England im Elfmeter-Glück! Getragen von der spektakulären Atmosphäre im Fußball-Tempel Wembley haben die Three Lions erstmals das Finale einer Europameisterschaft erreicht und Dänemarks wundersame Sommerreise beendet. In einem spannungsgeladenen Halbfinale vor 64 950 Zuschauern setzten sich die Engländer am Mittwochabend dank Topstürmer Harry Kane mit 2:1 (1:1, 1:1) nach Verlängerung durch und greifen am Sonntag ebenfalls in London im Final-Kracher gegen Italien nach ihrem erst zweiten Titel nach dem WM-Triumph 1966. Trainer Gareth Southgate konnte sein persönliches Halbfinal-Trauma mit dem 1996 gegen Deutschland verschossenen Elfmeter nach 25 Jahren besiegen.

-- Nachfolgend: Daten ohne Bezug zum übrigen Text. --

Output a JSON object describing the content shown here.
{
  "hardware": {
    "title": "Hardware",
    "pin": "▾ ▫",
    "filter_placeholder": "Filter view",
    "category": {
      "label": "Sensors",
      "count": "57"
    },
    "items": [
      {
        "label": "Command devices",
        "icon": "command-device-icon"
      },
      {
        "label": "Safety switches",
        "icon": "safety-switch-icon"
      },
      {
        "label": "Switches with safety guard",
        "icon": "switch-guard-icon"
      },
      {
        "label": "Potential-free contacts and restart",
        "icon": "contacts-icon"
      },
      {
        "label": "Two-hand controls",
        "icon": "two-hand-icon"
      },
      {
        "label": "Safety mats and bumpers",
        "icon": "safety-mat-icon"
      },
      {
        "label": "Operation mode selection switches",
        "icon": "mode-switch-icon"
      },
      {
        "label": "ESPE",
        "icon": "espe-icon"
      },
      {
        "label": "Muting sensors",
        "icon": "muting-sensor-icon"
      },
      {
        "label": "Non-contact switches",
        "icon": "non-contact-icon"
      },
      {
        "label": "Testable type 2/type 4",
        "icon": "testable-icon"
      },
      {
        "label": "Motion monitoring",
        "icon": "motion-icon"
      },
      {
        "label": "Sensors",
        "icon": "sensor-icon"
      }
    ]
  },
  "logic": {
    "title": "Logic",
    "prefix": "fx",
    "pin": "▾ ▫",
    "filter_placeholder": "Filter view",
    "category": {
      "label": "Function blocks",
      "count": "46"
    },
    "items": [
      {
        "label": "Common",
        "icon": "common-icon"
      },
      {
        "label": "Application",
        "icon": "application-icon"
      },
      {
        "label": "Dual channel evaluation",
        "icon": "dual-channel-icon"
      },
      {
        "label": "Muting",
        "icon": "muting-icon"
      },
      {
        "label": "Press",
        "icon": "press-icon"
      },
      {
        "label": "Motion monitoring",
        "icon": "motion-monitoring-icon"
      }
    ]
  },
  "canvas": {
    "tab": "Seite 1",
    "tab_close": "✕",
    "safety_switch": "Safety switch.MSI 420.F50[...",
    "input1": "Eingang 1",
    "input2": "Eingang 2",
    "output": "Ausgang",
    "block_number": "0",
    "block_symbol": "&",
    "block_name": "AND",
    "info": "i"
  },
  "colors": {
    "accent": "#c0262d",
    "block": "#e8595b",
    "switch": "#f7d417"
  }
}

Harry Kane als Matchwinner

In der Verlängerung war Kane (104. Minute) per Elfmeter-Nachschuss zur Stelle, nachdem Dänen-Schlussmann Kasper Schmeichel seinen umstrittenen Strafstoß zunächst pariert hatte. In der regulären Spielzeit waren die Three Lions durch ein Eigentor des dänischen Kapitäns Simon Kjaer (39.) wieder ins Spiel gekommen. Die Führung der Dänen durch einen Freistoßtreffer von Youngster Mikkel Damsgaard (30.) hielt nur neun Minuten an. 25 Tage nach dem dramatischen Zusammenbruch von Starspieler Christian Eriksen konnte sich Danish Dynamite aber mit großem Stolz vom Pan-Europa-Turnier verabschieden.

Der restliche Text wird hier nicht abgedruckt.